In contrast, 60% of eligible UK patients get radiotherapy, Dr. James said. In the current study, 75% of the patients reported no late (three months post-treatment) side effects. Of the 25% who reported side effects, fewer than 5% reported them as serious. "We had the surgeons measure bladder volumes, and the average loss of bladder volume was 10%," he explained.
The multicenter randomized trial, conducted at 45 institutions in the UK, examined whether adding chemotherapy to radiation treatment was safe and more effective than giving radiation alone in preventing bladder cancer recurrence. The trial compared two ways of giving radiation. The patients were randomized in a 2 × 2 factorial design to chemoradiotherapy (CRT) vs radiotherapy alone (RT) and/or to standard RT (to tumor and whole bladder with 1.5 cm margin) vs reduced high-dose-volume RT (tumor plus 1.5 cm margin treated to 100% target dose and remaining bladder to 80% target dose).

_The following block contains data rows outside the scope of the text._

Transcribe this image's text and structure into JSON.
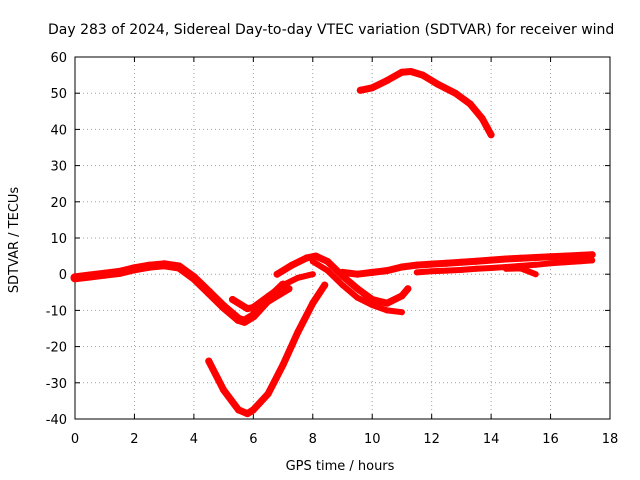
{
  "chart_data": {
    "type": "scatter",
    "title": "Day 283 of 2024, Sidereal Day-to-day VTEC variation (SDTVAR) for receiver wind",
    "xlabel": "GPS time / hours",
    "ylabel": "SDTVAR / TECUs",
    "xlim": [
      0,
      18
    ],
    "ylim": [
      -40,
      60
    ],
    "xticks": [
      0,
      2,
      4,
      6,
      8,
      10,
      12,
      14,
      16,
      18
    ],
    "yticks": [
      -40,
      -30,
      -20,
      -10,
      0,
      10,
      20,
      30,
      40,
      50,
      60
    ],
    "grid": true,
    "color": "#ff0000",
    "series": [
      {
        "name": "arc-main-0-to-7",
        "width": 9,
        "x": [
          0,
          0.5,
          1,
          1.5,
          2,
          2.5,
          3,
          3.5,
          4,
          4.5,
          5,
          5.5,
          5.7,
          6,
          6.5,
          7
        ],
        "y": [
          -1,
          -0.5,
          0,
          0.5,
          1.5,
          2.2,
          2.6,
          2,
          -1,
          -5,
          -9,
          -12.5,
          -13,
          -11.5,
          -7,
          -3
        ]
      },
      {
        "name": "arc-shallow-5-to-7",
        "width": 7,
        "x": [
          5.3,
          5.8,
          6.2,
          6.7,
          7.2
        ],
        "y": [
          -7,
          -9.5,
          -9,
          -6.5,
          -4
        ]
      },
      {
        "name": "arc-deep-dip",
        "width": 7,
        "x": [
          4.5,
          5,
          5.5,
          5.8,
          6,
          6.5,
          7,
          7.5,
          8,
          8.4
        ],
        "y": [
          -24,
          -32,
          -37.5,
          -38.5,
          -37.5,
          -33,
          -25,
          -16,
          -8,
          -3
        ]
      },
      {
        "name": "arc-hump-7-to-11",
        "width": 7,
        "x": [
          6.8,
          7.3,
          7.8,
          8.1,
          8.5,
          9,
          9.5,
          10,
          10.5,
          11,
          11.2
        ],
        "y": [
          0,
          2.5,
          4.5,
          5,
          3.5,
          -0.5,
          -4,
          -7,
          -8,
          -6,
          -4
        ]
      },
      {
        "name": "arc-rising-6-to-8",
        "width": 6,
        "x": [
          6,
          6.5,
          7,
          7.5,
          8
        ],
        "y": [
          -9,
          -6,
          -3,
          -1,
          0
        ]
      },
      {
        "name": "arc-low-8-to-11",
        "width": 6,
        "x": [
          8,
          8.5,
          9,
          9.5,
          10,
          10.5,
          11
        ],
        "y": [
          3.5,
          1,
          -3,
          -6.5,
          -8.5,
          -10,
          -10.5
        ]
      },
      {
        "name": "arc-upper-9-to-14",
        "width": 7,
        "x": [
          9.6,
          10,
          10.5,
          11,
          11.3,
          11.7,
          12.2,
          12.8,
          13.3,
          13.7,
          14
        ],
        "y": [
          50.8,
          51.5,
          53.5,
          55.8,
          56,
          55,
          52.5,
          50,
          47,
          43,
          38.5
        ]
      },
      {
        "name": "arc-right-cluster",
        "width": 7,
        "x": [
          9,
          9.5,
          10,
          10.5,
          11,
          11.5,
          12,
          12.5,
          13,
          13.5,
          14,
          14.5,
          15,
          15.5,
          16,
          16.5,
          17,
          17.4
        ],
        "y": [
          0.5,
          0,
          0.5,
          1,
          2,
          2.5,
          2.8,
          3,
          3.3,
          3.6,
          3.9,
          4.2,
          4.4,
          4.6,
          4.8,
          5,
          5.2,
          5.4
        ]
      },
      {
        "name": "arc-right-cluster-lower",
        "width": 6,
        "x": [
          11.5,
          12,
          12.5,
          13,
          13.5,
          14,
          14.5,
          15,
          15.5,
          16,
          16.5,
          17,
          17.4
        ],
        "y": [
          0.5,
          0.8,
          1,
          1.2,
          1.5,
          1.7,
          2,
          2.3,
          2.6,
          3,
          3.3,
          3.6,
          3.8
        ]
      },
      {
        "name": "arc-right-lower-ends",
        "width": 6,
        "x": [
          14.5,
          15,
          15.5
        ],
        "y": [
          1.5,
          1.6,
          0
        ]
      }
    ]
  }
}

From August 2001 to April 2008, 458 invasive bladder cancer patients entered the trial. The RT dose was 64 Gy given in 32 fractions in 6.5 weeks or 55 Gy in 20 fractions in four weeks as per the participating institutions’ policies. CRT was mitomycin C (12 mg/m2 IV bolus) on day one of RT and 5-fluorouracil (5-FU) continuous infusion at 500 mg/m2/24 hours for 10 days in total
corresponding to fractions 1-5 (week one) and fractions 16-20 (week four) of RT (ASTRO 2010 abstract 4).
The primary endpoint was locoregional disease-free survival (LRDFS) with patients censored at second primary, metastasis, and death. The secondary endpoints included quality of life, toxicity, salvage cystectomy rate, and overall survival (OS).
The results showed no evidence of difference in LRDFS or OS between standard RT and reduced high-dose-volume RT. With 40 months’ median follow up, LRDFS was found to be significantly improved in the CRT group (hazard radio [HR] 0.61; P = .01). The two-year event-free survival rates were 71% (CRT) and 58% (RT), with no evidence of heterogeneity by randomized RT group, RT dose/fractionation schedule, or use of neoadjuvant chemotherapy. The two-year OS rate was 63% for CRT and 58% for RT. The overall cystectomy rate was 10% (46 out of 458 patients) with no differences between randomized groups.
Results of the study showed that the combination of chemotherapy and radiation treatment reduced the long-term risk of recurrence, while also preserving bladder function.